Southern and Eastern District Courts of New York Local Civil Rule 26.3(c)(2)
http://www.nyed.uscourts.gov/localrules.pdf

Rule 26.3(c)(2) Document. The term “document” is defined to be synonymous in meaning and equal in scope to the usage of this term in Federal Rule of Civil Procedure 34(a), including, without limitation, electronic or computerized data compilations. A draft or non-identical copy is a separate document within the meaning of this term.

District of Wyoming Local Civil Rule 26.1(e)
http://www.ck10.uscourts.gov/wyoming/district/pdfforms/localrules-cv.pdf

(e) Computer-Based Discovery. Prior to a Fed.R.Civ.P. 26(f) conference, counsel should carefully investigate their client’s information management system so that they are knowledgeable as to its operation, including how information is stored and how it can be retrieved. Likewise, counsel shall reasonably review the client’s computer files to ascertain the contents thereof, including archival and legacy data (outdated formats or media), and disclose in initial discovery (self-executing routine discovery) the computer based evidence which may be used to support claims or defenses.

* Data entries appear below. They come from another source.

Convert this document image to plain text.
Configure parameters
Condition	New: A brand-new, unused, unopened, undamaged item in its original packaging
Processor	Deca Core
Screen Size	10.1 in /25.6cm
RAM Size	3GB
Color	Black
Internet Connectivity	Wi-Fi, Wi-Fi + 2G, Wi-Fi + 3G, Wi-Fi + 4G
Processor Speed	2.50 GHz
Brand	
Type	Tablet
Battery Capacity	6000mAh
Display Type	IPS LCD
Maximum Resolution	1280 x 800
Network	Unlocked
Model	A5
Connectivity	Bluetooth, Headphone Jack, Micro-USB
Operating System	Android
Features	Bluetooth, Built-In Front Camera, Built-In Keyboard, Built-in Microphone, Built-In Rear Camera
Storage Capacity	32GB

  1. Duty to Notify. A party seeking discovery of computer-based information shall notify the opposing party immediately, but no later than the Fed.R.Civ.P. 26(f) conference of that fact and identify as clearly as possible the categories of information which may be sought.
  2. Duty to Meet and Confer. The parties shall meet and confer regarding the following matters during the Fed.R.Civ.P.26(f) conference:
    1. Computer-based information (in general). Counsel shall attempt to agree on steps the parties will take to segregate and preserve computer-based information in order to avoid accusations of spoliation;
    2. E-mail information. Counsel shall attempt to agree as to the scope of e-mail discovery and attempt to agree upon an e-mail search protocol. This should include an agreement regarding inadvertent production of privileged e-mail messages.
    3. Deleted information. Counsel shall confer and attempt to agree whether or not restoration of deleted information may be necessary, the extent to which restoration of deleted information is needed, and who will bear the costs of restoration; and
    4. Back-up data. Counsel shall attempt to agree whether or not back-up data may be necessary, the extent to which back-up data is needed and who will bear the cost of obtaining back-up data.